By Rachie Lewis
What’s the definition of racism? With Boston-based AVODAH Alumni and members of Moishe Kavod House gathered around, Abigail Ortiz, Director of Community Health Programs at the Southern Jamaica Plain Health Center began by defining racism as “a system of advantage based on race” – a system characterized not just by the intentions of individuals, but primarily by the impacts of individual and institutional actions. Abigail went further to illuminate the importance of tagging discussions about racism not just as about “anti-racism,” but about “racial justice.”
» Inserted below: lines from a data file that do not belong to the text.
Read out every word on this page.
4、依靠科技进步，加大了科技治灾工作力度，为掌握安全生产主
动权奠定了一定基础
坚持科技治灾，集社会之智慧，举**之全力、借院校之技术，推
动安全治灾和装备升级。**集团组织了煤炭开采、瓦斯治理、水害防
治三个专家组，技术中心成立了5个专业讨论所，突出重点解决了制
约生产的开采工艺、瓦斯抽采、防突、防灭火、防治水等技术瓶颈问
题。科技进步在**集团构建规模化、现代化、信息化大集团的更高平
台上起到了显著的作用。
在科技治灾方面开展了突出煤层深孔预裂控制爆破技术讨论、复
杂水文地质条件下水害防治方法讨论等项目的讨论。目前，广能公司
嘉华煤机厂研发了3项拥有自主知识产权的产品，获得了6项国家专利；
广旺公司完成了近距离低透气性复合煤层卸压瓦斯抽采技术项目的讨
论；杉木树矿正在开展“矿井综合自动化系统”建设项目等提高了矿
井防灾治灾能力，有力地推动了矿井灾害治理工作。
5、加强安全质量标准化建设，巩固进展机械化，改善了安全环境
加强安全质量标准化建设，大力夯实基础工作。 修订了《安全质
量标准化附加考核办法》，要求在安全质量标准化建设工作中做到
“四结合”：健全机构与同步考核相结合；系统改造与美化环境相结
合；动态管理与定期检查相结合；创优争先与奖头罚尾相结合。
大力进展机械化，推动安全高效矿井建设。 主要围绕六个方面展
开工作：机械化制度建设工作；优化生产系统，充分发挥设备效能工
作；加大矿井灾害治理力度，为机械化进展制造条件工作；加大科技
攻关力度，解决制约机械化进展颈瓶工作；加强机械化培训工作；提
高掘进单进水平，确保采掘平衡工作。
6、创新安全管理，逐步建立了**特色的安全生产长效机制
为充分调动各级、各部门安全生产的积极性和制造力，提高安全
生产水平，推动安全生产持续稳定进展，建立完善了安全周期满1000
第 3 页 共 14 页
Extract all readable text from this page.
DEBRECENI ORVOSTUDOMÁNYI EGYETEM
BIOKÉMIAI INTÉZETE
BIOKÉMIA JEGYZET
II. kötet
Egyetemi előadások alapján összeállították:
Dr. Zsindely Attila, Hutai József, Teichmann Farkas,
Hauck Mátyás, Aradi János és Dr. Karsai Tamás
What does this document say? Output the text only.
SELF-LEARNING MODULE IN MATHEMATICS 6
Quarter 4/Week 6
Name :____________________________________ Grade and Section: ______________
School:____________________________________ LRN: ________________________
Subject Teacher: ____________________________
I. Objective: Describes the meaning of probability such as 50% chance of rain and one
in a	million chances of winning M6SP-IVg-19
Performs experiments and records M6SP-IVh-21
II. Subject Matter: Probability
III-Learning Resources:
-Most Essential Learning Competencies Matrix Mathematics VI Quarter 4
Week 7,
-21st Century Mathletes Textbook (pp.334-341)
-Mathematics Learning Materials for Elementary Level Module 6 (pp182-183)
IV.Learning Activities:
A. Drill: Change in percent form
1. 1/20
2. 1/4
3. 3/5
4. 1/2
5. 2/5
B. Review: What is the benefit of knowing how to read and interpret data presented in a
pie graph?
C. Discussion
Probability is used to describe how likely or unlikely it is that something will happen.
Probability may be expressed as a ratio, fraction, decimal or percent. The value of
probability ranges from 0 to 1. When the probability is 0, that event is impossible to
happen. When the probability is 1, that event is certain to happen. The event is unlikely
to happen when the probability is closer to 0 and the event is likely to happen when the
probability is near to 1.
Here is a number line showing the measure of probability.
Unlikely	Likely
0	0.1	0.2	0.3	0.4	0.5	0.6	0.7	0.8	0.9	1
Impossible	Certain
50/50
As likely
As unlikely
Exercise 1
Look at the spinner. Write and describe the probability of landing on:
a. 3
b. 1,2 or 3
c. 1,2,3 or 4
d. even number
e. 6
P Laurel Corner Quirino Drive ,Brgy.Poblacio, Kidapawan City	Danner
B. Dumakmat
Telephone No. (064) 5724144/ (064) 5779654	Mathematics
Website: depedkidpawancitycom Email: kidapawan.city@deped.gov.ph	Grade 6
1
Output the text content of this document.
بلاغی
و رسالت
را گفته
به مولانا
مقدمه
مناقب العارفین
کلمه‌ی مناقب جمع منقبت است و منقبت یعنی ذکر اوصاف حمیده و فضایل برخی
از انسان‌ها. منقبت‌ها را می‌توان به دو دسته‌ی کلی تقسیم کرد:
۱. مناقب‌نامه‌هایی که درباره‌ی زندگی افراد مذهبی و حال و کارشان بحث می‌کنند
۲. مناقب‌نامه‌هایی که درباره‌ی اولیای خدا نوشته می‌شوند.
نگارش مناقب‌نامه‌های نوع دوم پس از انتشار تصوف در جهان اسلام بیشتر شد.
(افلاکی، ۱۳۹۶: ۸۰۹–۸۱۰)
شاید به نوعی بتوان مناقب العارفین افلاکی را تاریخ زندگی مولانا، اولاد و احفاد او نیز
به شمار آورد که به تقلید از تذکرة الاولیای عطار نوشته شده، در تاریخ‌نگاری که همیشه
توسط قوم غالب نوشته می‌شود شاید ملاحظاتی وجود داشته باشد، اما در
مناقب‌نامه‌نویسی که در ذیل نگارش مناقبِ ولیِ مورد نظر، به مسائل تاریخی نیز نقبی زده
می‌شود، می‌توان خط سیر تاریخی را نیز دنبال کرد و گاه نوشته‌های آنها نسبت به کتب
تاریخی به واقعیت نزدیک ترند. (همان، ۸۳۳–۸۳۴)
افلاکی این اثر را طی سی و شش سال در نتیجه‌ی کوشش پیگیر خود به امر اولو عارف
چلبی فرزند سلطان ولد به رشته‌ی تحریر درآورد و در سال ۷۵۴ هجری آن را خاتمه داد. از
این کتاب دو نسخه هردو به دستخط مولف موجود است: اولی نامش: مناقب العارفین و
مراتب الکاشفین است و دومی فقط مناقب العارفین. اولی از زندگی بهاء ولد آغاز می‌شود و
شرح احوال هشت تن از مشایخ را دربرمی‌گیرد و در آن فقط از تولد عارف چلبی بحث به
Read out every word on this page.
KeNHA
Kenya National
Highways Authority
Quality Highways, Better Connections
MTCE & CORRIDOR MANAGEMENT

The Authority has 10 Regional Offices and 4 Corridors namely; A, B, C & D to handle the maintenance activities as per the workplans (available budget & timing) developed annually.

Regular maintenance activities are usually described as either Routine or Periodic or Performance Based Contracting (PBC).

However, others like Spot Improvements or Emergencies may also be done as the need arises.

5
The AVODAH experience does not end when corps members move out of the Bayit. The AVODAH network continues to build skills in partnership with others wherever they end up around the world. In this case, supported by AVODAH, Boston-based alumni initiated a partnership with Moishe Kavod House and invited Abigail Ortiz to do a workshop on ‘racial justice’: the idea of a shared vision of restructuring policies that create the inequity that takes its form in resources white folks have access to that black and Latino folks often don’t.
As a group Alumni, and friends who are also working for a more just world, discussed how language (and narratives) are coded. How terms like “inner-city”, “urban,” and “at-risk,” are all code for black and brown folks. We have graduated racial terminology for these phrases so it seems like we are not talking about race, but of course, that is at the very foundation of the judgments we make and the way we convey them in public.
To illustrate this, our group looked at four versions of the same news story to see how those codes place blame and victimize different involved parties when things go wrong. Key to racial justice is gaining this awareness about how language impacts our assumptions and understandings as individuals, and on a more macro scale, how language can have practical policy outcomes that deny access to black and Latino folks.
The conversation begins with the awareness and will hopefully inspire action in Boston and in AVODAH communities beyond, as we seed these ideas around the country.
What codes do you notice in language? What have you read recently that challenged or reinforced racial injustice?
Rachie Lewis was an AVODAH corps member in New Orleans in 2009-2010 placed at Orleans Public Defenders. After her corps year, she studied Jewish traditional text at Yeshivat Hadar, a wonderful institution in NYC. After Hadar she participated in the Jewish Organizing Initiative, working as a community organizer for the Massachusetts Senior Action Council in Boston.